Se un merito ha il film 'in costume' di Vincent Perez è quello di parlare dei crimini del nazismo non solo nelle forme di disumanizzazione concretamente messe in atto ma anche nella normalità della vita quotidiana. Dal buio profondo del conformismo generale, il regista pesca Otto e Anna Quangel, una coppia della working class che riuscì a ragionare da sola, libera da preconcetti e pregiudizi. Ispirati a Otto ed Elise Hampel, giustiziati nel 1943, i protagonisti 'vuotati' dal dolore della perdita guardano finalmente agli eventi nella loro dimensione reale, acquisendo la forza di giudicarli, di contestarli, di combatterli. Film di attori così efficaci da rendere tollerabile l'ambizione internazionale di Pérez, nella versione originale Emma Thompson e Brendan Gleeson parlano inglese con accento tedesco, Lettere da Berlino racconta come la vita degli individui fosse controllata nei pensieri, nelle emozioni, nei comportamenti e condizionata dal meccanismo della delazione, l'invenzione sociale più riuscita e ferale di tutto il sistema nazista, poi ripresa col medesimo 'successo' da quello sovietico. 
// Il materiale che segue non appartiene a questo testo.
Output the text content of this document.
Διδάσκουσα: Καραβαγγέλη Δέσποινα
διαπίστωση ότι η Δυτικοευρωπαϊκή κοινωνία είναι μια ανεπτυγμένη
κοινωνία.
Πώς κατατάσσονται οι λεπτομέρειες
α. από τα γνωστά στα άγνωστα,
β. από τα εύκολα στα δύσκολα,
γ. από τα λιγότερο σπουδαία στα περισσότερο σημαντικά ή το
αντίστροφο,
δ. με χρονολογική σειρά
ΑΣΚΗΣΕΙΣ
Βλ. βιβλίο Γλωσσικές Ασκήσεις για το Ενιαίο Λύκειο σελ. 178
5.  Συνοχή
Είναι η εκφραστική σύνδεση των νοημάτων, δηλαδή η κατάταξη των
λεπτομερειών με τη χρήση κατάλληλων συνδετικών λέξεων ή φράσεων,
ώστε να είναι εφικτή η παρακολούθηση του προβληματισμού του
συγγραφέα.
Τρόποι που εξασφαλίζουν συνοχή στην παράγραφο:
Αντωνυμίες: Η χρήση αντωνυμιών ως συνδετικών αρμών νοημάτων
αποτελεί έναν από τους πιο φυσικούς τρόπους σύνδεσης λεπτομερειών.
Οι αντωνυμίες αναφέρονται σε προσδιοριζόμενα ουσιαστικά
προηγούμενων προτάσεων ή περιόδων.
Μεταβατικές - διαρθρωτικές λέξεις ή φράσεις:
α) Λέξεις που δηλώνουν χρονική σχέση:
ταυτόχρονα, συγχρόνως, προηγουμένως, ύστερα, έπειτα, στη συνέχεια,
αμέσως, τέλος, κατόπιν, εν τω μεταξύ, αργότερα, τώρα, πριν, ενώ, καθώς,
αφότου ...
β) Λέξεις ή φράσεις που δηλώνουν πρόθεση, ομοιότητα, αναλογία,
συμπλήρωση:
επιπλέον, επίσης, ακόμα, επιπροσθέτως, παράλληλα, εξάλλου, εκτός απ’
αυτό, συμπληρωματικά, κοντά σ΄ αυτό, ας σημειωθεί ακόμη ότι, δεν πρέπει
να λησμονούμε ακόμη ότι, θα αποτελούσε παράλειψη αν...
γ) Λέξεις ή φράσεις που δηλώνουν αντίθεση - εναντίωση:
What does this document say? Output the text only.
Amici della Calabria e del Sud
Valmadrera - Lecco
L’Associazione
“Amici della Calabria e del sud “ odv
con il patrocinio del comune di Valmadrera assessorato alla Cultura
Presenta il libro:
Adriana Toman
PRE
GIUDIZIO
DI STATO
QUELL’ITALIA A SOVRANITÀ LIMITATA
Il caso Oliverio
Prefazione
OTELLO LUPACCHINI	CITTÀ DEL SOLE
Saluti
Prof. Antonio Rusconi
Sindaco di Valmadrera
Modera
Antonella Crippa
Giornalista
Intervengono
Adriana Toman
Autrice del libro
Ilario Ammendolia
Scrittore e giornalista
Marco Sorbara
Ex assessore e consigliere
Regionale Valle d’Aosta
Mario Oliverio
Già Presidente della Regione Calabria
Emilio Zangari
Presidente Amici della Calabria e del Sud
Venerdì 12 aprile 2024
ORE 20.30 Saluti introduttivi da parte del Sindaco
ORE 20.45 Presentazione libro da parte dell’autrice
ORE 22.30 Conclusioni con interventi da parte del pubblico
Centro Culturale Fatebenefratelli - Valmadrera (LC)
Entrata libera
Attore e regista tedesco da parte di madre, Vincent Pérez fa i conti con un'eredità che sente pesante, emergendo dalla follia collettiva di una nazione diciotto cartoline (mai denunciate) e due uomini giusti, che s'impegnarono a mantenere la propria autonomia, senza abdicare la dignità e difendendo l'idea stessa di umanità. La forza del tema e il potere edificante della storia originale non trovano tuttavia un corrispettivo formale all'altezza. Pérez predilige una struttura classica, nessuna audacia, alcuna asprezza.
Lettere da Berlino è un thriller emozionale prima che storico e politico che spinge avanti la relazione dei coniugi protagonisti ma manca la disperazione e l'insensatezza (assennata), motori della loro insubordinazione. Tutti gli altri personaggi finiscono per mancare di profondità e coerenza, su tutti l'ispettore di Daniel Brühl, il cui passaggio da sadico nazista a funzionario pentito non contempla le nuance. Troppo facile risolvere la struttura ideologica del regime nei segni esteriori (bandiere naziste e saluto hitleriano), difficile invece dire in inglese una colpa tedesca. La lingua di 'accoglienza' cancella l'identità originale di questa storia, rinforza la rimozione e produce un distacco emotivo, disertando il complesso significato di resistenza nella società civile e abitando sonorità (e logiche) separate dalla memoria del corpo.